I like going no-handed, and with toe cages you can keep pedaling along, sometimes for miles, without touching the handlebars. I love leaning back in the saddle to rest my neck and arms; makes me feel like a superhero, gliding effortlessly along the asphalt.
I love being outside.
I was just reading Spirituality and religion in oncology (Peteet, J. R., & Balboni, M. J.(2013). CA: a cancer journal for clinicians.), which quantifies the positive effects of going beyond the physiology of cancer to the person enduring the disease, especially at the end of their life. Here’s a part that struck me:
Recognizing the broad relevance of existential concerns in oncology, physicians and nurses interested in providing spiritual care can begin by assessing the spiritual dimension of their patients’ responses to questions that address these in the domains of:
identity/worth (“What is my place in the world?”)

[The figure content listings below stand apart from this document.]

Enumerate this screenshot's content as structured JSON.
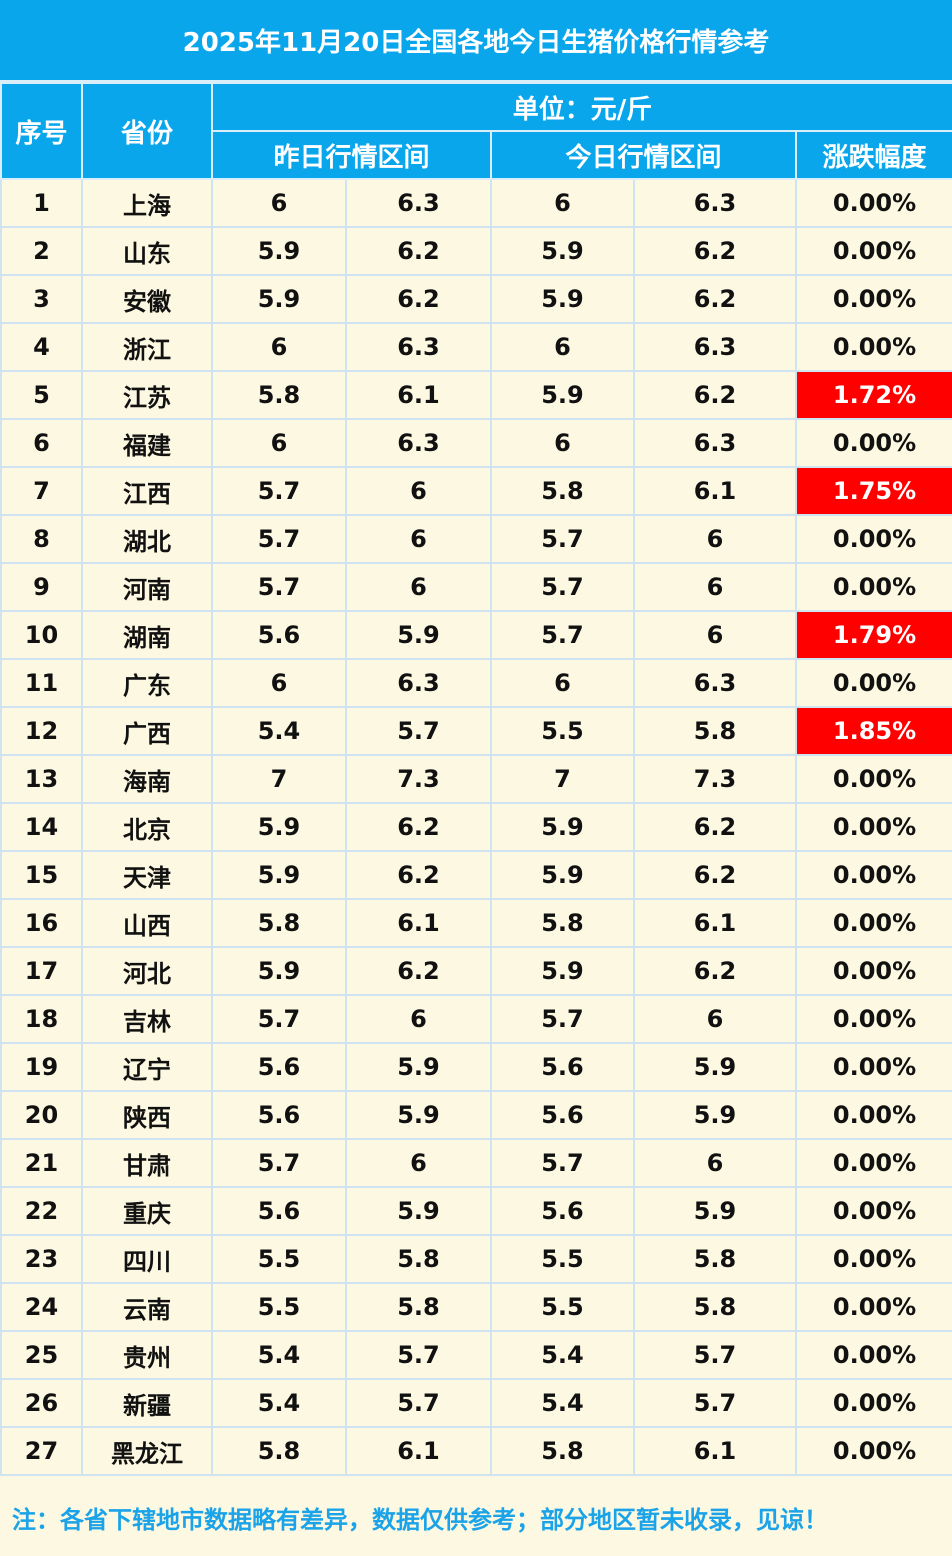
{
  "title": "2025年11月20日全国各地今日生猪价格行情参考",
  "headers": {
    "index": "序号",
    "province": "省份",
    "unit": "单位：元/斤",
    "yesterday": "昨日行情区间",
    "today": "今日行情区间",
    "change": "涨跌幅度"
  },
  "colors": {
    "header_bg": "#0aa6ec",
    "row_bg": "#fdf8e1",
    "up_bg": "#ff0000",
    "footnote_text": "#1aa3e8"
  },
  "rows": [
    {
      "index": "1",
      "province": "上海",
      "y_low": "6",
      "y_high": "6.3",
      "t_low": "6",
      "t_high": "6.3",
      "change": "0.00%",
      "up": false
    },
    {
      "index": "2",
      "province": "山东",
      "y_low": "5.9",
      "y_high": "6.2",
      "t_low": "5.9",
      "t_high": "6.2",
      "change": "0.00%",
      "up": false
    },
    {
      "index": "3",
      "province": "安徽",
      "y_low": "5.9",
      "y_high": "6.2",
      "t_low": "5.9",
      "t_high": "6.2",
      "change": "0.00%",
      "up": false
    },
    {
      "index": "4",
      "province": "浙江",
      "y_low": "6",
      "y_high": "6.3",
      "t_low": "6",
      "t_high": "6.3",
      "change": "0.00%",
      "up": false
    },
    {
      "index": "5",
      "province": "江苏",
      "y_low": "5.8",
      "y_high": "6.1",
      "t_low": "5.9",
      "t_high": "6.2",
      "change": "1.72%",
      "up": true
    },
    {
      "index": "6",
      "province": "福建",
      "y_low": "6",
      "y_high": "6.3",
      "t_low": "6",
      "t_high": "6.3",
      "change": "0.00%",
      "up": false
    },
    {
      "index": "7",
      "province": "江西",
      "y_low": "5.7",
      "y_high": "6",
      "t_low": "5.8",
      "t_high": "6.1",
      "change": "1.75%",
      "up": true
    },
    {
      "index": "8",
      "province": "湖北",
      "y_low": "5.7",
      "y_high": "6",
      "t_low": "5.7",
      "t_high": "6",
      "change": "0.00%",
      "up": false
    },
    {
      "index": "9",
      "province": "河南",
      "y_low": "5.7",
      "y_high": "6",
      "t_low": "5.7",
      "t_high": "6",
      "change": "0.00%",
      "up": false
    },
    {
      "index": "10",
      "province": "湖南",
      "y_low": "5.6",
      "y_high": "5.9",
      "t_low": "5.7",
      "t_high": "6",
      "change": "1.79%",
      "up": true
    },
    {
      "index": "11",
      "province": "广东",
      "y_low": "6",
      "y_high": "6.3",
      "t_low": "6",
      "t_high": "6.3",
      "change": "0.00%",
      "up": false
    },
    {
      "index": "12",
      "province": "广西",
      "y_low": "5.4",
      "y_high": "5.7",
      "t_low": "5.5",
      "t_high": "5.8",
      "change": "1.85%",
      "up": true
    },
    {
      "index": "13",
      "province": "海南",
      "y_low": "7",
      "y_high": "7.3",
      "t_low": "7",
      "t_high": "7.3",
      "change": "0.00%",
      "up": false
    },
    {
      "index": "14",
      "province": "北京",
      "y_low": "5.9",
      "y_high": "6.2",
      "t_low": "5.9",
      "t_high": "6.2",
      "change": "0.00%",
      "up": false
    },
    {
      "index": "15",
      "province": "天津",
      "y_low": "5.9",
      "y_high": "6.2",
      "t_low": "5.9",
      "t_high": "6.2",
      "change": "0.00%",
      "up": false
    },
    {
      "index": "16",
      "province": "山西",
      "y_low": "5.8",
      "y_high": "6.1",
      "t_low": "5.8",
      "t_high": "6.1",
      "change": "0.00%",
      "up": false
    },
    {
      "index": "17",
      "province": "河北",
      "y_low": "5.9",
      "y_high": "6.2",
      "t_low": "5.9",
      "t_high": "6.2",
      "change": "0.00%",
      "up": false
    },
    {
      "index": "18",
      "province": "吉林",
      "y_low": "5.7",
      "y_high": "6",
      "t_low": "5.7",
      "t_high": "6",
      "change": "0.00%",
      "up": false
    },
    {
      "index": "19",
      "province": "辽宁",
      "y_low": "5.6",
      "y_high": "5.9",
      "t_low": "5.6",
      "t_high": "5.9",
      "change": "0.00%",
      "up": false
    },
    {
      "index": "20",
      "province": "陕西",
      "y_low": "5.6",
      "y_high": "5.9",
      "t_low": "5.6",
      "t_high": "5.9",
      "change": "0.00%",
      "up": false
    },
    {
      "index": "21",
      "province": "甘肃",
      "y_low": "5.7",
      "y_high": "6",
      "t_low": "5.7",
      "t_high": "6",
      "change": "0.00%",
      "up": false
    },
    {
      "index": "22",
      "province": "重庆",
      "y_low": "5.6",
      "y_high": "5.9",
      "t_low": "5.6",
      "t_high": "5.9",
      "change": "0.00%",
      "up": false
    },
    {
      "index": "23",
      "province": "四川",
      "y_low": "5.5",
      "y_high": "5.8",
      "t_low": "5.5",
      "t_high": "5.8",
      "change": "0.00%",
      "up": false
    },
    {
      "index": "24",
      "province": "云南",
      "y_low": "5.5",
      "y_high": "5.8",
      "t_low": "5.5",
      "t_high": "5.8",
      "change": "0.00%",
      "up": false
    },
    {
      "index": "25",
      "province": "贵州",
      "y_low": "5.4",
      "y_high": "5.7",
      "t_low": "5.4",
      "t_high": "5.7",
      "change": "0.00%",
      "up": false
    },
    {
      "index": "26",
      "province": "新疆",
      "y_low": "5.4",
      "y_high": "5.7",
      "t_low": "5.4",
      "t_high": "5.7",
      "change": "0.00%",
      "up": false
    },
    {
      "index": "27",
      "province": "黑龙江",
      "y_low": "5.8",
      "y_high": "6.1",
      "t_low": "5.8",
      "t_high": "6.1",
      "change": "0.00%",
      "up": false
    }
  ],
  "footnote": "注：各省下辖地市数据略有差异，数据仅供参考；部分地区暂未收录，见谅！"
}
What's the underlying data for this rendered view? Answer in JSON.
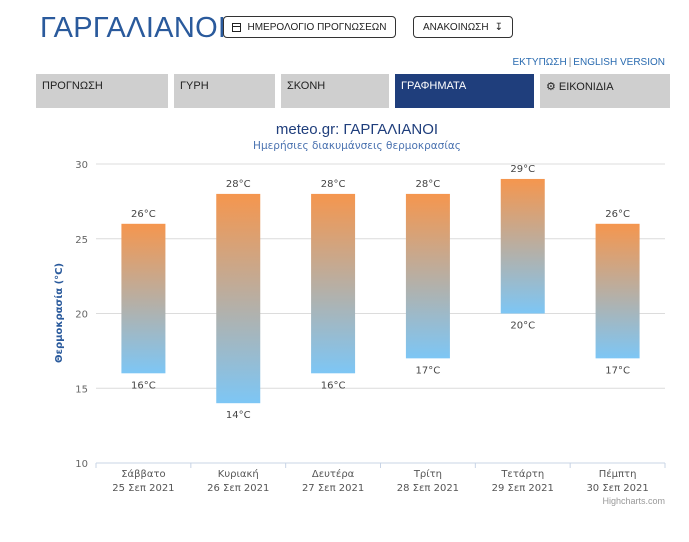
{
  "header": {
    "title": "ΓΑΡΓΑΛΙΑΝΟΙ",
    "calendar_button": "ΗΜΕΡΟΛΟΓΙΟ ΠΡΟΓΝΩΣΕΩΝ",
    "announcement_button": "ΑΝΑΚΟΙΝΩΣΗ",
    "print_link": "ΕΚΤΥΠΩΣΗ",
    "english_link": "ENGLISH VERSION"
  },
  "tabs": [
    {
      "label": "ΠΡΟΓΝΩΣΗ",
      "active": false
    },
    {
      "label": "ΓΥΡΗ",
      "active": false
    },
    {
      "label": "ΣΚΟΝΗ",
      "active": false
    },
    {
      "label": "ΓΡΑΦΗΜΑΤΑ",
      "active": true
    },
    {
      "label": "ΕΙΚΟΝΙΔΙΑ",
      "active": false
    }
  ],
  "colors": {
    "accent": "#1f3e7c",
    "bar_top": "#f5964e",
    "bar_bottom": "#7dc6f5",
    "title": "#2a5a9c"
  },
  "chart_data": {
    "type": "bar",
    "title": "meteo.gr: ΓΑΡΓΑΛΙΑΝΟΙ",
    "subtitle": "Ημερήσιες διακυμάνσεις θερμοκρασίας",
    "ylabel": "Θερμοκρασία (°C)",
    "xlabel": "",
    "ylim": [
      10,
      30
    ],
    "yticks": [
      10,
      15,
      20,
      25,
      30
    ],
    "unit": "°C",
    "credits": "Highcharts.com",
    "categories": [
      {
        "day": "Σάββατο",
        "date": "25 Σεπ 2021"
      },
      {
        "day": "Κυριακή",
        "date": "26 Σεπ 2021"
      },
      {
        "day": "Δευτέρα",
        "date": "27 Σεπ 2021"
      },
      {
        "day": "Τρίτη",
        "date": "28 Σεπ 2021"
      },
      {
        "day": "Τετάρτη",
        "date": "29 Σεπ 2021"
      },
      {
        "day": "Πέμπτη",
        "date": "30 Σεπ 2021"
      }
    ],
    "low": [
      16,
      14,
      16,
      17,
      20,
      17
    ],
    "high": [
      26,
      28,
      28,
      28,
      29,
      26
    ]
  }
}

hope (“What can I hope for?”)
meaning/purpose (“What is most important in life?”)
relatedness (“Who can I count on?”)
I was thinking, though, shouldn’t those questions be ones we ask our entire lives? It would sort of be like trying to figure out at the last bite of dessert why you were eating dinner — was it just so you wouldn’t feel hungry or were you celebrating with people you love?